Obama Cements Status as King of Regulatory Bloat
Today marks a milestone for the one brandishing the Mighty Pen and Phone.
The Federal Register hit 78,648 pages today. The Register is where the federal agencies (50, or 400-plus, depending upon who’s counting) publish their rules, regulations, and other notices and errata. You are bound to obey those rules, so hope you’ve been keeping up.
President Obama has no peer in Federal Register bloat, today setting records compared to both himself and all past presidents. Of the seven highest-ever annual page counts since the Federal Register first began in 1936, six of them belong to Obama as of today.
Today’s count of 78,648 pages marks the sixth highest-ever page count, but it’s not even the end of the year yet.

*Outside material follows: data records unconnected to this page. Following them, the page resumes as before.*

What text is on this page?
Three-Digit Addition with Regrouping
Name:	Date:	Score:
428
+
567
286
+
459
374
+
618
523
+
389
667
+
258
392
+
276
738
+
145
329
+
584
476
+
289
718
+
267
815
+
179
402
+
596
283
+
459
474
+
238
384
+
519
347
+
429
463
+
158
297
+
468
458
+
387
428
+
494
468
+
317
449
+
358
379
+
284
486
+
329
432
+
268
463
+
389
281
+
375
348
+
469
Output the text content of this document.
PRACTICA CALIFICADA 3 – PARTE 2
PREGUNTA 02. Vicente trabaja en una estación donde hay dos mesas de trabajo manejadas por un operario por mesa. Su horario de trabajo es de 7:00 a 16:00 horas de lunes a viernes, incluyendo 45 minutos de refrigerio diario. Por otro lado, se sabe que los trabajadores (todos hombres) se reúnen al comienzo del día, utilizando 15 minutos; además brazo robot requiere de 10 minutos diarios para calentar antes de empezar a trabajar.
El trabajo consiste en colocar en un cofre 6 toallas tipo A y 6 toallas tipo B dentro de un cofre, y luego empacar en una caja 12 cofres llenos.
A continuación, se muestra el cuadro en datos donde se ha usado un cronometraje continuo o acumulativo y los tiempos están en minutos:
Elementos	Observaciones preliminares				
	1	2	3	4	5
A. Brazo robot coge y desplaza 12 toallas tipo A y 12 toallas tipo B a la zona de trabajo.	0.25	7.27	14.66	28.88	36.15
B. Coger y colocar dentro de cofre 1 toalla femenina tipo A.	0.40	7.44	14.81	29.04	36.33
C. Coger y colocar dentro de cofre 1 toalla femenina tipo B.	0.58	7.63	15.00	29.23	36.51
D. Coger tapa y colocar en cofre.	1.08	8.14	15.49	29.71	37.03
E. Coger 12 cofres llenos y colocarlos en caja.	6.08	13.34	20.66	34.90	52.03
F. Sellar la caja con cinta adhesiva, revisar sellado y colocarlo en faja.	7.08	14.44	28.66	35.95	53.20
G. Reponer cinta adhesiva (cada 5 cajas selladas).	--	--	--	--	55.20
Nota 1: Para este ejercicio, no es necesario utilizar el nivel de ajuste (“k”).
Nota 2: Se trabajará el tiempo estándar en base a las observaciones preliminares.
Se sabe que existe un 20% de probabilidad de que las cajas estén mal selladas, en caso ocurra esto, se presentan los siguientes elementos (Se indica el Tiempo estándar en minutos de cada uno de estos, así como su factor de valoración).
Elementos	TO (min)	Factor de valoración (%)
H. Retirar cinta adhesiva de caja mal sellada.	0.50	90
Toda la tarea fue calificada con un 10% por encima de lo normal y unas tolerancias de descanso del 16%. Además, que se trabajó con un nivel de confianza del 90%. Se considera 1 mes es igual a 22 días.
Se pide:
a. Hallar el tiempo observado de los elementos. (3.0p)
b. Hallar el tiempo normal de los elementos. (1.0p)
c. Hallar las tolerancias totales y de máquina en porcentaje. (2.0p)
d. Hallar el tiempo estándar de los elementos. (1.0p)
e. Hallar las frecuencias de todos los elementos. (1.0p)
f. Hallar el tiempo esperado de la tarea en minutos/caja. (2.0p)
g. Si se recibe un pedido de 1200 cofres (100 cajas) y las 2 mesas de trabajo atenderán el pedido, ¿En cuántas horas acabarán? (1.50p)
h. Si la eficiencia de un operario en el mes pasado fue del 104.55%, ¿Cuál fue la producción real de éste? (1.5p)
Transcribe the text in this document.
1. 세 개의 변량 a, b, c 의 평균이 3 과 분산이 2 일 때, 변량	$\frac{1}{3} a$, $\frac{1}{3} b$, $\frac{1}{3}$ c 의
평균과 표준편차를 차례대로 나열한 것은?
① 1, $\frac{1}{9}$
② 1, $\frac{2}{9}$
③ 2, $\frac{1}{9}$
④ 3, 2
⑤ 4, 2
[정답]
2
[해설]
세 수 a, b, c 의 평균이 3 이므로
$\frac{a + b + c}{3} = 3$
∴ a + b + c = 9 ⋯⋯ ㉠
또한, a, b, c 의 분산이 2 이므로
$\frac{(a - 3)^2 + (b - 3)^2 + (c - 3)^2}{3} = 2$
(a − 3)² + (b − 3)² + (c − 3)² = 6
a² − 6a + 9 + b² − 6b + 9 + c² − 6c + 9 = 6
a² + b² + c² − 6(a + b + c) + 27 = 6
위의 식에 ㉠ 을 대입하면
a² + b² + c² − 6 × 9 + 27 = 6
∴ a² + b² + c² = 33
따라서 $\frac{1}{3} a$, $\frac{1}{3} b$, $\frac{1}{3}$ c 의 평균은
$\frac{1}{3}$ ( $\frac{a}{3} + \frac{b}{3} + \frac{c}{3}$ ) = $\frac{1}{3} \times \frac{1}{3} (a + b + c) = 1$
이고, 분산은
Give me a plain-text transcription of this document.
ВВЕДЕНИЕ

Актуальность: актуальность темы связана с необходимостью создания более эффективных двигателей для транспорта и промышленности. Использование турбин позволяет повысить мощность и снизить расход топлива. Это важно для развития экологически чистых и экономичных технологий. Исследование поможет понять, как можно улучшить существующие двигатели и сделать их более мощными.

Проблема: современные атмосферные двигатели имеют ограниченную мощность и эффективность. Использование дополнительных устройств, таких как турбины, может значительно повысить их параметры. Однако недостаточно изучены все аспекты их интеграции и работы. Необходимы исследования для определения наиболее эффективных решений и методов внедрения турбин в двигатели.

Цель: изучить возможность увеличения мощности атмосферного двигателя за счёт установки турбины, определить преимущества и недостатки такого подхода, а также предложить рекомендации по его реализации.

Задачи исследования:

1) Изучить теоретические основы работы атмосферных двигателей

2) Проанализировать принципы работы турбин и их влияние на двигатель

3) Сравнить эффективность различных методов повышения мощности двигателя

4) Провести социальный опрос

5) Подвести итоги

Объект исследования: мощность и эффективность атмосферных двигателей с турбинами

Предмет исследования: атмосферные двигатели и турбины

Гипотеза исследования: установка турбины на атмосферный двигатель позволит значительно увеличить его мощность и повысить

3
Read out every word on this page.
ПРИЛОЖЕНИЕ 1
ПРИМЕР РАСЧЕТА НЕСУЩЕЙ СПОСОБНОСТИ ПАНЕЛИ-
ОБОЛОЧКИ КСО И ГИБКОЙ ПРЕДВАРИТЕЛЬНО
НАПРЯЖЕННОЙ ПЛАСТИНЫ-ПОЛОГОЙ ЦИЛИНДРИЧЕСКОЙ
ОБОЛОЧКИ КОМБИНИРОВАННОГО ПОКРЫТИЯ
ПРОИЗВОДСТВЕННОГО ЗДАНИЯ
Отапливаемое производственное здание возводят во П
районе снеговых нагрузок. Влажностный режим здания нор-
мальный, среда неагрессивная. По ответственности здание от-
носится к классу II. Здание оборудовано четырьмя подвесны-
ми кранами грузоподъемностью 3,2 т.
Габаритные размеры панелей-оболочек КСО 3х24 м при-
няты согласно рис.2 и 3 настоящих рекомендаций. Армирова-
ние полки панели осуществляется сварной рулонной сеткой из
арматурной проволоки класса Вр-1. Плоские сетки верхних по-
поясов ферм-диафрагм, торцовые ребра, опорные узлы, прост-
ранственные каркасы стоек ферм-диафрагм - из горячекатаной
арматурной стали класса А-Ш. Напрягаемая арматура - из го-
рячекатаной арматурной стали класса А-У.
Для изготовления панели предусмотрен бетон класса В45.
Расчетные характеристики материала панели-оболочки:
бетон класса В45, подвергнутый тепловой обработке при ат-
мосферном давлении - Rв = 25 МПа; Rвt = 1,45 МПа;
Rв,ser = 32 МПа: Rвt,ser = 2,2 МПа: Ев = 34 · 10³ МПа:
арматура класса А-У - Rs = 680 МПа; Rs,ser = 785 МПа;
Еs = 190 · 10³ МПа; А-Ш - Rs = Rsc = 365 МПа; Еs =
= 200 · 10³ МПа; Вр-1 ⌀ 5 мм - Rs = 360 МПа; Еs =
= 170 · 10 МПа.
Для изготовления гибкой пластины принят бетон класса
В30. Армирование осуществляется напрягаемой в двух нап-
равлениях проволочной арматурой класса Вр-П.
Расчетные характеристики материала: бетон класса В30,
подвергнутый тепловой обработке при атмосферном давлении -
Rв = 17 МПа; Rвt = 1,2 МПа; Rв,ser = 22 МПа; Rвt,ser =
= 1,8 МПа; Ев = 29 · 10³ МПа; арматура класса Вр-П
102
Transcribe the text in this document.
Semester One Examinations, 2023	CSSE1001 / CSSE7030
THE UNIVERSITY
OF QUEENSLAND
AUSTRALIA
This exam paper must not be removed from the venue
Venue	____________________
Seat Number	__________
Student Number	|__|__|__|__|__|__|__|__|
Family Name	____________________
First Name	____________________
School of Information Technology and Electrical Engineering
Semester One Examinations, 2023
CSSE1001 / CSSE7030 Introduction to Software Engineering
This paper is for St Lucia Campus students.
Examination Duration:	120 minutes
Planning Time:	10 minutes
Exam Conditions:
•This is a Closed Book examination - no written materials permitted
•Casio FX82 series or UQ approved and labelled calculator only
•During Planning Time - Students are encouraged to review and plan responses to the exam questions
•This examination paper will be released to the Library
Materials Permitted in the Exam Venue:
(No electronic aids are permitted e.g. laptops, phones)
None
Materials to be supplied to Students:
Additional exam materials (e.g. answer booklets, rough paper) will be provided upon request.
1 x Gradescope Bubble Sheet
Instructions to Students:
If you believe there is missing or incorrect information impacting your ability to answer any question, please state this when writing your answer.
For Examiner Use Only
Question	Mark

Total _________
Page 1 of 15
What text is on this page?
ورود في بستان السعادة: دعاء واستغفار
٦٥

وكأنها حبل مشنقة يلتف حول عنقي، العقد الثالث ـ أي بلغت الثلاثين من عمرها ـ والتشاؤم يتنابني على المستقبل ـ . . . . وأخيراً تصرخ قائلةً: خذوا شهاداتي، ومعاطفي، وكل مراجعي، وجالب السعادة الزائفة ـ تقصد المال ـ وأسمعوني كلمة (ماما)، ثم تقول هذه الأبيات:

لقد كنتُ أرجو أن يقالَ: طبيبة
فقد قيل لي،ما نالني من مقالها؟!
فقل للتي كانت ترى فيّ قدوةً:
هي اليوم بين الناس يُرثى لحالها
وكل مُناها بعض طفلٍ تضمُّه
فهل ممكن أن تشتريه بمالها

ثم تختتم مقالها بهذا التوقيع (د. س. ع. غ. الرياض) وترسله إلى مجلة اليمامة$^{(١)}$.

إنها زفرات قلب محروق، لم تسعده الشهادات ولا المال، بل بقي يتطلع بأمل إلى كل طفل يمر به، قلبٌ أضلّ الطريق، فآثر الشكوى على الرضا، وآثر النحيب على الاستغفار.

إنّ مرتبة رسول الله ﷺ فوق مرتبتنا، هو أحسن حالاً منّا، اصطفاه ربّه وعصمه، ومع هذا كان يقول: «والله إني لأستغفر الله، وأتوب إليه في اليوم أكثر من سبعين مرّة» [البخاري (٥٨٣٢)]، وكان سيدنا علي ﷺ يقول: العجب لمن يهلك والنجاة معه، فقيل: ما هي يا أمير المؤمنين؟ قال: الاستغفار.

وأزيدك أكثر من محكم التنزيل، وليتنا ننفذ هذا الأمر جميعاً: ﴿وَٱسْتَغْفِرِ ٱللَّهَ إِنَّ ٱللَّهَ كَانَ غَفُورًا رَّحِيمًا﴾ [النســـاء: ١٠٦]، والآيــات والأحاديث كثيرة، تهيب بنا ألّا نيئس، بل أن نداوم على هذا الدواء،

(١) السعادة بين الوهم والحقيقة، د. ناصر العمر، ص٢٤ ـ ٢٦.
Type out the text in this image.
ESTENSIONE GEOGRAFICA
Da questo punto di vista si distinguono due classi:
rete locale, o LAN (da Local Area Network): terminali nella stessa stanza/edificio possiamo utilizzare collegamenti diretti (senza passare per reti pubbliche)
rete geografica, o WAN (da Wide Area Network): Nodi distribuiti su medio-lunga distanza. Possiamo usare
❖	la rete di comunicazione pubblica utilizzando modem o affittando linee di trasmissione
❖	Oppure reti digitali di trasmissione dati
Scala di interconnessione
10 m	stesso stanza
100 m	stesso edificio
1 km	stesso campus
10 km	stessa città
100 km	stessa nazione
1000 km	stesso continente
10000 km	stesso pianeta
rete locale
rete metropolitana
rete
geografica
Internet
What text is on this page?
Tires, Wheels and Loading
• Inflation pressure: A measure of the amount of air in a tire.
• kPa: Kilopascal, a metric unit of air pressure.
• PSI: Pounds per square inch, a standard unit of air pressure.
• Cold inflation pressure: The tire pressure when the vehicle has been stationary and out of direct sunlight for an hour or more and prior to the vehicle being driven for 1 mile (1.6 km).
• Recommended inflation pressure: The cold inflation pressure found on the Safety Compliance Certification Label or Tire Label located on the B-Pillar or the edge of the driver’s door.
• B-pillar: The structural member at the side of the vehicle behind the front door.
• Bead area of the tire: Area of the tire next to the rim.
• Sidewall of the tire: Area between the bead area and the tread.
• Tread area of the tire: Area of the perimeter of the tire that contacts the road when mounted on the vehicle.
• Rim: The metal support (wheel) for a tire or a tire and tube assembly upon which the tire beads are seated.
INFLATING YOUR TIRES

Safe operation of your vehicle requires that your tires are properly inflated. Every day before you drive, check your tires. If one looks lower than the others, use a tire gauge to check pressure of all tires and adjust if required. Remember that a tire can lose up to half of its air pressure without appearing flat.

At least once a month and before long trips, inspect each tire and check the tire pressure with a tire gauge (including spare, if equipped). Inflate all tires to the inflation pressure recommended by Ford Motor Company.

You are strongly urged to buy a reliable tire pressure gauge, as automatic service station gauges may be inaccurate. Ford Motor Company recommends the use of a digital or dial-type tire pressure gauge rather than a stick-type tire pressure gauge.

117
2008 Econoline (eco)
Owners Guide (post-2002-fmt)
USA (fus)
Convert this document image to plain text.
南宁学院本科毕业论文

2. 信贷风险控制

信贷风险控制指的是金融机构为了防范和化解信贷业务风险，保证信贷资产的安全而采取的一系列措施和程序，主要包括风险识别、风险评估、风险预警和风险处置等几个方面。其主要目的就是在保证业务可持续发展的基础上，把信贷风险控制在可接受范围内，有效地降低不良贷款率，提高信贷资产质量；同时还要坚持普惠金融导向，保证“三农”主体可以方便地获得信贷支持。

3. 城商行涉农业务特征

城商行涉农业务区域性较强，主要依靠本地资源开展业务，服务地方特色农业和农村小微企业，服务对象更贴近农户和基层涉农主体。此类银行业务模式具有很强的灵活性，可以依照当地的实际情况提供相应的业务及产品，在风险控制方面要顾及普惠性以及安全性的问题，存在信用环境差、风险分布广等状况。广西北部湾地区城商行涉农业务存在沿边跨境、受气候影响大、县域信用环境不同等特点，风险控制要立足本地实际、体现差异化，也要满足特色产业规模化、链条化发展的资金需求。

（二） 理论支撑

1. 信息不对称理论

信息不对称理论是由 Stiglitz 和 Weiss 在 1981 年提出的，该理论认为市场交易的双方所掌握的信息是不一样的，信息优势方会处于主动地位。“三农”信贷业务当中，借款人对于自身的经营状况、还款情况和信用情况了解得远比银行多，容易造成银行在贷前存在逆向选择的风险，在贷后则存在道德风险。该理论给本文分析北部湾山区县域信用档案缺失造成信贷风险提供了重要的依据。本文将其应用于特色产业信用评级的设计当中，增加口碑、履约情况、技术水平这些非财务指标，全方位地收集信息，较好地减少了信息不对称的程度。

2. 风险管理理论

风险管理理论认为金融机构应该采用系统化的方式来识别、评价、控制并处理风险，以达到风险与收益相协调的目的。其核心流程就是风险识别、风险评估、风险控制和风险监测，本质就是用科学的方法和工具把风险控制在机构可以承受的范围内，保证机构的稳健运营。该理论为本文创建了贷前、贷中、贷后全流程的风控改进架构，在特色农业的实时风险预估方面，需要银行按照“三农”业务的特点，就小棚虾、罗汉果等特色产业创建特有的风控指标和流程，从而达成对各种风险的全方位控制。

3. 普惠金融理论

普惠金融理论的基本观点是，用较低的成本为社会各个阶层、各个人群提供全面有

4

George W. Bush’s highest count ever was 79,435 in 2008, which at the time was easily the all-time-record. It still stands as the third-highest count today.
Barring a Christmas miracle, Obama will top Bush’s record by Christmas Eve at the latest, and he easily swamps past presidents. Indeed, Obama stands in a class by himself. The above chart shows all past presidents’ highs (and the year their peak occurred) compared to the Obama Nation.
Bill Clinton’s highest page count ever was 74,258 back in 2000; the first president George Bush’s highest ever 57,973 in 1991. As may be seen, prior to President Richard Nixon, the Federal Register barely “registered” compared to today.
But back to today’s jarring reality: it is looking increasingly likely that by year-end, Obama will top his own, and the all-time, high of 81,405 pages.
I’ve always maintained that you can’t tell a whole lot about the regulatory burden from page counts alone, since onerous rules can be short, and minor rules might be long, and because the Federal Register can contain so much extraneous matter.
But the sheer magnitude of the Federal Register and the constant threat of the pen and phone seem to be changing things. There remains no corner of the economy or our personal lives on which the Federal government has not staked a claim either explicitly or via regulatory dark matter, so the heft of the Register is no longer something that can be shrugged off or ignored.
This president still has a year to go to set more records.